Sin embargo, fue vilipendiada por sus contemporáneos tildándola de «espuma y blanqueado». Turner había escrito detrás de la pintura:
No pinto para ser comprendido, pero deseaba mostrar cómo era tal escena; hice que los marineros me ataran al mástil para observarla; fui golpeado por cuatro horas, y no esperaba escapar, pero me sentí compelido a registrar la escena y lo hice.
Si bien hoy se cuestiona que haya sido atado al mástil en plena tormenta, no hay duda de que fue testigo de esta su más oscura, famosa y sublime representación.
En la última producción de Turner, el sol es el gran protagonista transformando la materia en energía, convirtiendo al mundo en una suerte de espejismo. La muestra más reciente en el Tate al apelar a un público beligerante y crítico niega la realidad de que todos los detalles listados en los títulos de sus obras se desvanecen en la atmosfera de sus representaciones casi abstractas: no hay anécdota o para los efectos, naufragios, paisajes de la costa o ballenas.
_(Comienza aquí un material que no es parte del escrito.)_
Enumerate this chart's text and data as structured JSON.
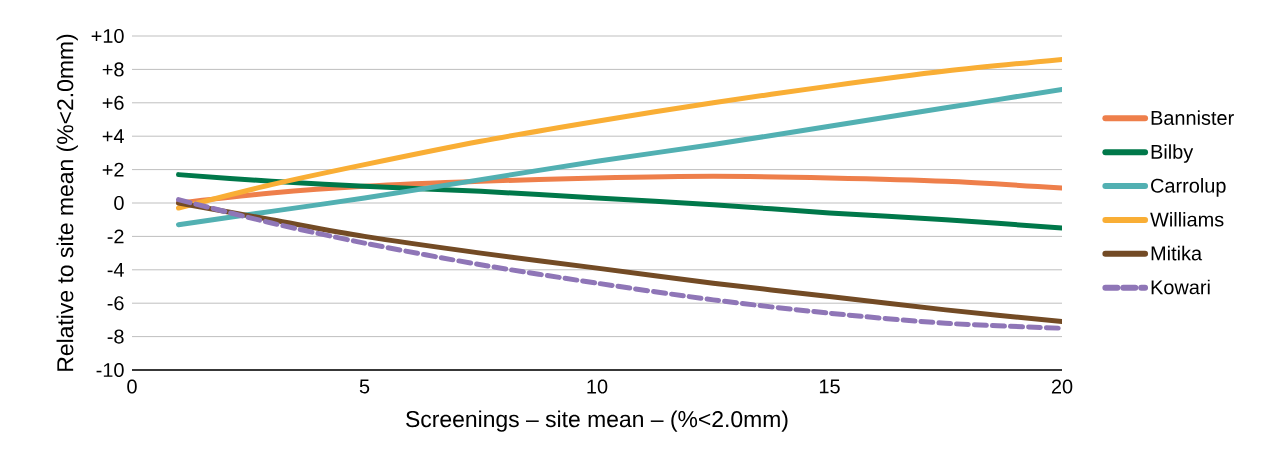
{
  "chart_data": {
    "type": "line",
    "xlabel": "Screenings – site mean – (%<2.0mm)",
    "ylabel": "Relative to site mean (%<2.0mm)",
    "xlim": [
      0,
      20
    ],
    "ylim": [
      -10,
      10
    ],
    "xticks": [
      0,
      5,
      10,
      15,
      20
    ],
    "yticks": [
      {
        "value": 10,
        "label": "+10"
      },
      {
        "value": 8,
        "label": "+8"
      },
      {
        "value": 6,
        "label": "+6"
      },
      {
        "value": 4,
        "label": "+4"
      },
      {
        "value": 2,
        "label": "+2"
      },
      {
        "value": 0,
        "label": "0"
      },
      {
        "value": -2,
        "label": "-2"
      },
      {
        "value": -4,
        "label": "-4"
      },
      {
        "value": -6,
        "label": "-6"
      },
      {
        "value": -8,
        "label": "-8"
      },
      {
        "value": -10,
        "label": "-10"
      }
    ],
    "grid": "y",
    "legend": "right",
    "marker": "none",
    "x": [
      1,
      3,
      5,
      7.5,
      10,
      12.5,
      15,
      17.5,
      20
    ],
    "series": [
      {
        "name": "Bannister",
        "color": "#ee7f4b",
        "values": [
          0,
          0.6,
          1.0,
          1.3,
          1.5,
          1.6,
          1.5,
          1.3,
          0.9
        ]
      },
      {
        "name": "Bilby",
        "color": "#00784a",
        "values": [
          1.7,
          1.3,
          1.0,
          0.7,
          0.3,
          -0.1,
          -0.6,
          -1.0,
          -1.5
        ]
      },
      {
        "name": "Carrolup",
        "color": "#52b0b2",
        "values": [
          -1.3,
          -0.5,
          0.3,
          1.4,
          2.5,
          3.5,
          4.6,
          5.7,
          6.8
        ]
      },
      {
        "name": "Williams",
        "color": "#f9ae35",
        "values": [
          -0.3,
          1.1,
          2.3,
          3.7,
          4.9,
          6.0,
          7.0,
          7.9,
          8.6
        ]
      },
      {
        "name": "Mitika",
        "color": "#734b25",
        "values": [
          0,
          -1.0,
          -2.0,
          -3.0,
          -3.9,
          -4.8,
          -5.6,
          -6.4,
          -7.1
        ]
      },
      {
        "name": "Kowari",
        "color": "#8f76b7",
        "line_style": "dashed",
        "values": [
          0.2,
          -1.2,
          -2.4,
          -3.7,
          -4.8,
          -5.8,
          -6.6,
          -7.2,
          -7.5
        ]
      }
    ]
  }
}
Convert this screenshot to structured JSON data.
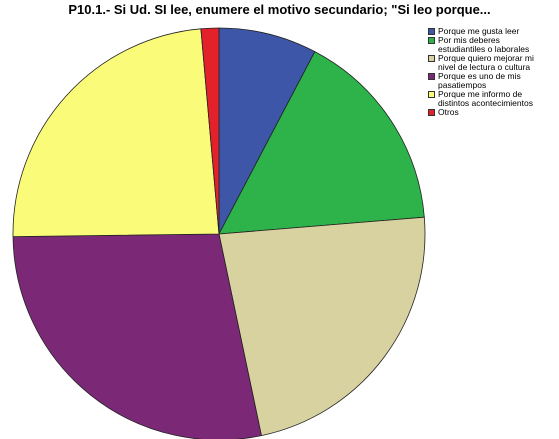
{
  "chart_data": {
    "type": "pie",
    "title": "P10.1.- Si Ud. SI lee, enumere el motivo secundario; \"Si leo porque...",
    "slices": [
      {
        "label": "Porque me gusta leer",
        "value": 7.7,
        "color": "#3d56a8"
      },
      {
        "label": "Por mis deberes estudiantiles o laborales",
        "value": 16.0,
        "color": "#2db34a"
      },
      {
        "label": "Porque quiero mejorar mi nivel de lectura o cultura",
        "value": 23.0,
        "color": "#d7d2a0"
      },
      {
        "label": "Porque es uno de mis pasatiempos",
        "value": 28.1,
        "color": "#7b2977"
      },
      {
        "label": "Porque me informo de distintos acontecimientos",
        "value": 23.8,
        "color": "#fbfb7a"
      },
      {
        "label": "Otros",
        "value": 1.4,
        "color": "#e3212b"
      }
    ],
    "legend_position": "top-right",
    "start_angle": "top",
    "direction": "clockwise"
  },
  "legend": {
    "lines": [
      [
        "Porque me gusta leer"
      ],
      [
        "Por mis deberes",
        "estudiantiles o laborales"
      ],
      [
        "Porque quiero mejorar mi",
        "nivel de lectura o cultura"
      ],
      [
        "Porque es uno de mis",
        "pasatiempos"
      ],
      [
        "Porque me informo de",
        "distintos acontecimientos"
      ],
      [
        "Otros"
      ]
    ]
  }
}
Lo que ambas muestras comparten en común es la influencia imperecedera que Turner tuvo al adelantarse a las teorías impresionistas que identificaban el pigmento con la luz —artistas, desde Monet a Matisse, admiraban la intensa libertad cromática e incertidumbre atmosférica del maestro inglés—, y la abstracción de sus últimos óleos y centenares de sus acuarelas que pueden ser reclutadas en defensa del expresionismo abstracto de mediados del siglo pasado, particularmente en obras vinculadas con Mark Rothko, así como los experimentos relacionados con la luz y la atmosfera que ocupan a autores contemporáneos como Olafur Eliasson, y James Turrell en sus instalaciones.
Si un artista del pasado, asumiendo, como dije al inicio, que el tiempo puede ser circular, sigue provocando e inspirando a los artistas contemporáneos, es porque esconde una profunda vitalidad espiritual que no termina de ser liberada mediante sus portentosos lienzos de los que emana la luz del sol que en su lecho de muerte atribuyó a Dios.